Mais c’est la version sympathique. Si on suit la logique du zéro gaspillage, il faut aller plus loin. Il s’agit de refuser la production de certains biens et services. On conteste la légitimité à exister de certaines choses : les objets à usage unique par exemple, qui sont dans l’immense majorité des cas remplaçables par du réutilisable. La démarche zéro gaspillage n’a pas peur de dire : “Ces trucs ne devraient pas exister. Les produire est en soi une forme de gaspillage”.
Si vous pensiez que le zéro gaspillage était un truc d’urbain qui s’ennuie, relisez le paragraphe ci-dessus. Le zéro gaspillage est politique. Il s’agit bien d’un point de vue sur ce que notre société doit produire, sur la manière dont elle doit choisir d’utiliser ou non certaines ressources, et sur le type d’activités qui doit exister et occuper le temps des êtres humains. Même France Culture le dit (écoutez le 1er épisode).
Parce que c’est ça réduire le gaspillage à la source. C’est s’interroger sur ce dont nous avons besoin (personnellement et en tant que société). Ce n’est pas faire des manteaux en plastique recyclé. C’est se demander si on a vraiment besoin d’un nouveau manteau. Et finalement se demander si on a besoin d’un manteau ou pas (comme vous l’aurez deviné, il fait doux à l’heure où j’écris ces lignes).
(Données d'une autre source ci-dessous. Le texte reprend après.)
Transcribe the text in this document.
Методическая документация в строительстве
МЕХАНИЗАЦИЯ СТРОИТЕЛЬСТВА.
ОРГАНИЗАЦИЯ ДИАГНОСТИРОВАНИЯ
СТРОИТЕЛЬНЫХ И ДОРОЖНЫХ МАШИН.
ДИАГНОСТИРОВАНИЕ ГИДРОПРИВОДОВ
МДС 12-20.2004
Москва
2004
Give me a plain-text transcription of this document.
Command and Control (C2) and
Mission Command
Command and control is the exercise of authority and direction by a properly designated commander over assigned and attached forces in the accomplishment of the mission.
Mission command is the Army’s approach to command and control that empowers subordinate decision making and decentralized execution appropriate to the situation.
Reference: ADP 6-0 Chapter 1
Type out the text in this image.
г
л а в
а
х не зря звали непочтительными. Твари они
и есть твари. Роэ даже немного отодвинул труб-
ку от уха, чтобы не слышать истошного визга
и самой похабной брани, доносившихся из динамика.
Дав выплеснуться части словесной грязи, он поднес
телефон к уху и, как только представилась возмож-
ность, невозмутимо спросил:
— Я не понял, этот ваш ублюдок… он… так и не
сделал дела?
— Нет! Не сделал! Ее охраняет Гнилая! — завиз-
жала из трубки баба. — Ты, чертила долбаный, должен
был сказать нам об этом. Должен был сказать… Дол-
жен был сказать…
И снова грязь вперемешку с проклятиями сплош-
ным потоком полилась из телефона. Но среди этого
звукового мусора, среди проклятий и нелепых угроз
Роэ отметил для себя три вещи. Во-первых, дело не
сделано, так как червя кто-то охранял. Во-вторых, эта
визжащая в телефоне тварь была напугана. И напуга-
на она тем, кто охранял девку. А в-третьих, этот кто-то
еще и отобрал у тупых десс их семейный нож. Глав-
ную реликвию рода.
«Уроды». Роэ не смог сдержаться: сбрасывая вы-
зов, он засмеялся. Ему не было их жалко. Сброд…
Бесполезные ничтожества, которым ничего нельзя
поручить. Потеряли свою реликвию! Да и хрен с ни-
L’élevage, le grand gaspillage
Puisqu’on veut réduire le gaspillage de ressources et qu’on n’a pas peur de jeter l’anathème sur des secteurs entiers de la production, parlons de l’élevage pour l’alimentation humaine. Le gaspillage est patent.
Au lieu de cultiver des terres et d’utiliser directement leur produit pour l’alimentation humaine, on ajoute un intermédiaire. On cultive pour nourrir des animaux, dont on va se nourrir en suite. C’est pas magique : si je cultive du soja (au hasard hein) pour alimenter une bête de 600 kg, il va me falloir beaucoup de soja. Si je cultive le même soja pour alimenter une bête de 60–70 kg qui lit des trucs sur Internet, je vais alimenter beaucoup plus de bêtes.
Il n’y a même pas à rentrer dans les chiffres de l’impact désastreux de l’agriculture. Le concept lui-même est foireux. Ça consiste à multiplier les étapes et à dépenser des ressources disproportionnées par rapport au résultat attendu (nourrir des gens). Élever des animaux pour les manger, c’est du gaspillage.
En suivant ce fil de réflexion, la pêche relève aussi d’un gaspillage. La chasse également, dans la mesure où sa dimension de régulation est une vaste farce, comme l’a admis le président des chasseurs.
Une démarche zéro gaspillage devrait donc logiquement nous amener à privilégier une alimentation végétale. Ou du moins une alimentation qui ne s’appuie pas sur le modèle de l’agro-industrie. Il y a peut-être des contextes où l’on pourrait manger des animaux sans que ce soit un gaspillage, mais ils sont anecdotiques à côté de l’ampleur de l’agro-industrie.
Quid du gaspillage en rayon ?
Juste un mot sur l’inévitable gaspillage qui arriverait si tous les citoyens et citoyennes arrêtaient de consommer des produits issus des animaux. Oui, ça veut dire que des tonnes de produits ne trouveraient pas preneur, et qu’on aurait des animaux et des exploitations industrielles sur les bras. Ce serait un événement unique, temporaire, et le gaspillage provoqué serait sans commune mesure avec celui bien réel, permanent et renouvelé, que constitue la perpétuation de l’élevage pour l’alimentation.
Et je ne dis même pas que le zéro gaspillage implique le végétalisme “partout et en tout lieu”. Je dis qu’il implique probablement la fin d’une viande produite de façon agro-industrielle, dans le but de nourrir des humains. Il y a probablement des contextes alambiqués, fictifs, rares ou éloignés où l’on peut bien manger de la viande pour éviter un gaspillage. C’est pas le sujet.